HILLSDALE—Can you remember a time when large families were much more common in the Pascack Valley? If you grew up locally as recently as the mid-20th century, you probably knew at least one household that had eight, nine, 10 kids—or maybe even more. For generations before that, in our more rural past, homes absolutely teeming with children were the norm.
Indeed, it wasn’t the size of Hillsdale’s O’Brien family that made them the talk of the town in the 1910s. Rather, it was the fact that all of their eight children were girls. This week, in honor of National Daughters Day (Sept. 25), we take a look at this exceptional family.
James O’Brien was born at Kilcoole, County Wicklow, Ireland, in 1860. He was 23 years old when he came to America, originally settling in Rockland County, New York, where he began working for the railroad. In 1897 he married Mary Fischer, a young woman from Pearl River.
After a wedding trip to Niagara Falls, the newlyweds settled in Hillsdale and lived on Harrington Street for decades. Mary and James were active in the Pascack Valley’s Catholic community. They were among the founding members of St. John’s Church in Hillsdale.
James was employed as a railroad conductor, a career he held for 40 years. Almost every commuter on the Pascack Valley Line knew Conductor O’Brien, whom they affectionately called Jimmy. The Irishman was known for his quick wit and having a kind word for everyone. His “All aboard! Let’s proceed!” became a byword among the commuters.
One year after the couple’s marriage, the O’Briens welcomed their first child, a girl named Mary Agnes. The second child, in 1901, was a little boy that they named Daniel. Sadly, the baby survived for just six months. Seven more girls would follow between 1902 and 1915: Julia, Margaret, Kathleen, Anastasia, Loretta, Alice, and Beatrice.
The family was mentioned in newspapers nationwide after Beatrice’s birth in 1915.

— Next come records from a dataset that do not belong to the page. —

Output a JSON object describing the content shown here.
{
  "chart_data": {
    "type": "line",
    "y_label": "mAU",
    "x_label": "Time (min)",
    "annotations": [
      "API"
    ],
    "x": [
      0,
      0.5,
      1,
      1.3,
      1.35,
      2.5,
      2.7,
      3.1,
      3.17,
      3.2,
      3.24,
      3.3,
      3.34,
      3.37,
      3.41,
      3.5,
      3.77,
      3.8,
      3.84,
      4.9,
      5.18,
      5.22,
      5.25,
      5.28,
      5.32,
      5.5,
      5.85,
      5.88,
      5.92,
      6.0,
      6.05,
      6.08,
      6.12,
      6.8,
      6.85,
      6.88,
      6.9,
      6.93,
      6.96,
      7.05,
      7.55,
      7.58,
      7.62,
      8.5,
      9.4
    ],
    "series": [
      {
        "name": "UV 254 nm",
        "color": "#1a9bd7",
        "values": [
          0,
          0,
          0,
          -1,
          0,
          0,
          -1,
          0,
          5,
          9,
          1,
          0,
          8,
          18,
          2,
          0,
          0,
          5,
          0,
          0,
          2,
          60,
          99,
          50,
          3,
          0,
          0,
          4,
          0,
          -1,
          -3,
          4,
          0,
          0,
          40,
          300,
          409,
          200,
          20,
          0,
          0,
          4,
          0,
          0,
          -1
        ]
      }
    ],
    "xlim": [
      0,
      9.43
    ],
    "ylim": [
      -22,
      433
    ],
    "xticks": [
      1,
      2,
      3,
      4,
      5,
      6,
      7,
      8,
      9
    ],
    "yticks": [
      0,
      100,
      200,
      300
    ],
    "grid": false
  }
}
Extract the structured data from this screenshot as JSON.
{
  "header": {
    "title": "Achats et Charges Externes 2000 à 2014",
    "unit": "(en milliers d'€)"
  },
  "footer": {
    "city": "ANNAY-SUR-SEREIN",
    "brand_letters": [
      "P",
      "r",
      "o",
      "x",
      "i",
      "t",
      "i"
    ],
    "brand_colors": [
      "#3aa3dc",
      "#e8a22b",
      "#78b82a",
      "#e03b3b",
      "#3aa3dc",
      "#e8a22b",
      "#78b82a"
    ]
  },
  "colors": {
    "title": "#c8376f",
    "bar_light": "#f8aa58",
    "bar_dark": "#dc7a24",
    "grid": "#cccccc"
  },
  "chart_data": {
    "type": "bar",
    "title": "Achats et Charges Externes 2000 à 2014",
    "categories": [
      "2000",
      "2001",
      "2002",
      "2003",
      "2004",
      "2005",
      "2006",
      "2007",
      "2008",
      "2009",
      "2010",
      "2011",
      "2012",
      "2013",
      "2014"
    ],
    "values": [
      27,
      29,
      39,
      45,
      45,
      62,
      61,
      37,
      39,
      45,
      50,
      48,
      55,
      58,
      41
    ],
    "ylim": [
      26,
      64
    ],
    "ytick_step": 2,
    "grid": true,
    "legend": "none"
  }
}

“There’s a smile on the face of Conductor James O’Brien, which is the kind that won’t come off. It’s all on account of the arrival in the O’Brien home of a little baby,” the Bergen Record reported July 2, 1915. “It wasn’t what you might term exactly a new event, as it is the ninth time that it has occurred there. The genial puncher of tickets would be able to soon lay claim to having a complete baseball team in his own family, but for a fact which might prove to be something of a handicap—all of the children are girls.”
The report adds, “Up at Hillsdale, where this interesting family lives, all of the girls are noted for their cleverness, those who attend school having a reputation for unusual aptitude and ability.”
This was not the only time Conductor O’Brien made the news. In March 1911, he was hailed as a hero when he rescued a woman in a carriage being pulled by a runaway horse. This happened in the center of Westwood.
The conductor outdid himself the following year. In July 1922, a freight train speeding toward the Hillsdale station was unable to stop due to a brake malfunction. O’Brien’s passenger train was parked outside the station at the time, and a few early morning passengers had already boarded. Hearing the frantic whistle of the approaching locomotive, O’Brien rushed through his train shouting for everybody to run for their life. The passengers dashed off just in time, and there were no serious injuries. The freight train hit the commuter train with such force that it split the rear coach from end to end and derailed the other cars into a twisted heap of metal that subsequently went up in flames.